Prime Cuts: Reason, You've Always Been, Let It Be Love
Overall Grade: 4/5
Unspoken did not check their brains at the door when they make "Reason." On this new 12-song album, this pentad has brilliantly given us some food for thought by engaging in theological themes often neglected by most CCM artists. Issues such as apologetics ("Reason"), the depravity of human beings and the grace of God ("Human Condition"), the particularity of God's love ("You've Always Been") are not generally topics expounded across the swath of today's CCM. Yet in the hands of Unspoken, not only are they adequately elucidated but they are crafted along melodies that are contemporary without a hint of stoicism. Their soulful pop-centric sound has never sounded better, thanks to the creative input of famed producers Tedd T. (for KING & COUNTRY) and Chris Stevens (tobyMac).

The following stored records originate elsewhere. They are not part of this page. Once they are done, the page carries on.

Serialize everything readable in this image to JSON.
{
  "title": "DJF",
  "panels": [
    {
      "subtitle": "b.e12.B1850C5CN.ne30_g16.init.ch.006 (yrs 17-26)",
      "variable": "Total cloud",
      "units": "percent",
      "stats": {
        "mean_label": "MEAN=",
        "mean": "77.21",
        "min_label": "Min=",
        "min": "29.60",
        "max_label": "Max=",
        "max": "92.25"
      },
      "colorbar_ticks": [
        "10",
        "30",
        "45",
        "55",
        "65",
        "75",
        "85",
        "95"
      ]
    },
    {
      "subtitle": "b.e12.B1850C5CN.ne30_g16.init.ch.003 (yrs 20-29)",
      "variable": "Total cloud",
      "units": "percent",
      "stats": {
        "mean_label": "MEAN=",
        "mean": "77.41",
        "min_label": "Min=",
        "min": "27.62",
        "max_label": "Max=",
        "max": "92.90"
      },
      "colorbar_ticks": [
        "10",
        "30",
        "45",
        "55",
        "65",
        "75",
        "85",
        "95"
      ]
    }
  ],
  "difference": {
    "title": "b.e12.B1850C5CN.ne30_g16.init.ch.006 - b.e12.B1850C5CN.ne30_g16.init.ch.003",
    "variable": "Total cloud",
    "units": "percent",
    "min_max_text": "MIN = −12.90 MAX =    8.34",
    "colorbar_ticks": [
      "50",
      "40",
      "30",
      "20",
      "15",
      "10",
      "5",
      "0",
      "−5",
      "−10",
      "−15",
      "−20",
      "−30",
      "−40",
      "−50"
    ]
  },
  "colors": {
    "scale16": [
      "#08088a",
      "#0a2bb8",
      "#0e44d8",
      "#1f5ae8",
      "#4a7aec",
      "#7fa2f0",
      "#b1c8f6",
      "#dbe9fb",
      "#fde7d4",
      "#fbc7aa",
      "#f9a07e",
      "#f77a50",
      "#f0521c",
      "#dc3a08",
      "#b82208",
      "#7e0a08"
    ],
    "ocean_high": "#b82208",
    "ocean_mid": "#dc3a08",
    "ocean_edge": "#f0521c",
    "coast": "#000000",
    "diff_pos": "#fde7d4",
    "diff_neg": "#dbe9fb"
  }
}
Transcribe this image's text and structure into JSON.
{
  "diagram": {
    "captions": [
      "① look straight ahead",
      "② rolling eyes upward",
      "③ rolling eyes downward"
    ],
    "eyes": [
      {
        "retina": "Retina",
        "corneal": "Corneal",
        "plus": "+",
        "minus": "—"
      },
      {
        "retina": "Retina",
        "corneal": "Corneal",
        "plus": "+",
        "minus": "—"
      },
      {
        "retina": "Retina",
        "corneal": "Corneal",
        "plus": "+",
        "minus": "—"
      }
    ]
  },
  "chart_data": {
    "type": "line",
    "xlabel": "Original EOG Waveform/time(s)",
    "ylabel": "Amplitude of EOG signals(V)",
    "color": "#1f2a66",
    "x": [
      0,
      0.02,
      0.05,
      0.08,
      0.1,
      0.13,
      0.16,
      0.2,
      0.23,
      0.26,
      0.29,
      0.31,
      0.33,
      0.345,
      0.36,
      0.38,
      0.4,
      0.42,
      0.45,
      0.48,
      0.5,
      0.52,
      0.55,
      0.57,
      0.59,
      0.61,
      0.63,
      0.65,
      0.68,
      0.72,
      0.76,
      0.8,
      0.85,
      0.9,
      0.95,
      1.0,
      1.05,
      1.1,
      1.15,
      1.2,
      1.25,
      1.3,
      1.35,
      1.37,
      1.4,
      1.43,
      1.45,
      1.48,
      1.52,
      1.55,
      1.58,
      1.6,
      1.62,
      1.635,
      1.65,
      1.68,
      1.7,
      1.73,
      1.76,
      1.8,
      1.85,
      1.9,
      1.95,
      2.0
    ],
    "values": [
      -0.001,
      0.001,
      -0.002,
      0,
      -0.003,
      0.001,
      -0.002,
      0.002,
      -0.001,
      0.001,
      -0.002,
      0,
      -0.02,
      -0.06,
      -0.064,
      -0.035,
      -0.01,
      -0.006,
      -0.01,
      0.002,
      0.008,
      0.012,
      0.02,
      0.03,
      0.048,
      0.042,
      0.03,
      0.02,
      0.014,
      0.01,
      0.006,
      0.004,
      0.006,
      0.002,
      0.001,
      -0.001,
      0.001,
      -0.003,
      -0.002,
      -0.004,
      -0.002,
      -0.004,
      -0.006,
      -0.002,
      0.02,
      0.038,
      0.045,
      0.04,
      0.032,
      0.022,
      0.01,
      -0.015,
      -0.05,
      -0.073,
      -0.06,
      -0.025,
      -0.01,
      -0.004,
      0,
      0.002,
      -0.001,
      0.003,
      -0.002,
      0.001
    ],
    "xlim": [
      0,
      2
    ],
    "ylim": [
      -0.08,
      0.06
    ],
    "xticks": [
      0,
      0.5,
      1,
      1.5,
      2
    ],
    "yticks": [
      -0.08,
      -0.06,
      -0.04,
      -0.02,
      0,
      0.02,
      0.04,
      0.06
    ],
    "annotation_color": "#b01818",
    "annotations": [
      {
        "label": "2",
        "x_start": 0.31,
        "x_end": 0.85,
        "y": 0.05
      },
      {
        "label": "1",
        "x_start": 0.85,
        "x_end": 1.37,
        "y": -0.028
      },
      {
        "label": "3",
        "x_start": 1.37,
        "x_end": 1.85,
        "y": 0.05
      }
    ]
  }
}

"Reason," the title cut, is a must-hear. With clappy percussions and the gentle nudging of the acoustic guitars working in concert with Unspoken, the song helps us to see God's presence all around us. Not only is this song a comfort for a troubled soul, but it's great apologetics in action. Current single "You've Always Been" thrives on the song's attention paid to its details. Heart hitting lines such as "biggest planets turn to pebbles when You speak" and "when in pride I think I'm worthy, You point out the price You paid" abound. Never ones to color within the lines, the haunting "Let it Be Love" will certainly ruffled some feathers. In our social climate of hatred and divisions, "Let It Be Love" applies 1 Corinthians 13 by echoing the Apostle Paul's message that most important attribute we need to display in such a melee is love. Vermillion love that reflects the blood of Jesus shed for us on the Cross.
"Can't Even Love Myself" is another song that deserves widespread circulation. In our self-help culture where we are expected to pull up our moral bootstraps, "Can't Even Love Myself" takes the great reformation doctrine of grace alone and makes it so palatable that even a high schooler can understand. On a similar lyrical trajectory but set on a jaunty pace with interesting snap drums is the interesting "Human Condition." "If We Only Knew" puts the boys into the big balladry arena which is passable without being great. The same can be said about the orotund sounding pop-centric "Help is on the Way." Better is the soulful "Just Give Me Jesus" quipped with a Gospel choir.
Unspoken's "Reason" is not just an album made for the ears. Rather, it's aimed for both the ear and mind. Never ones to shy away from the pressing issues facing the average person, they take them and creatively address them in ways that are fresh, understandable and in many cases "cool."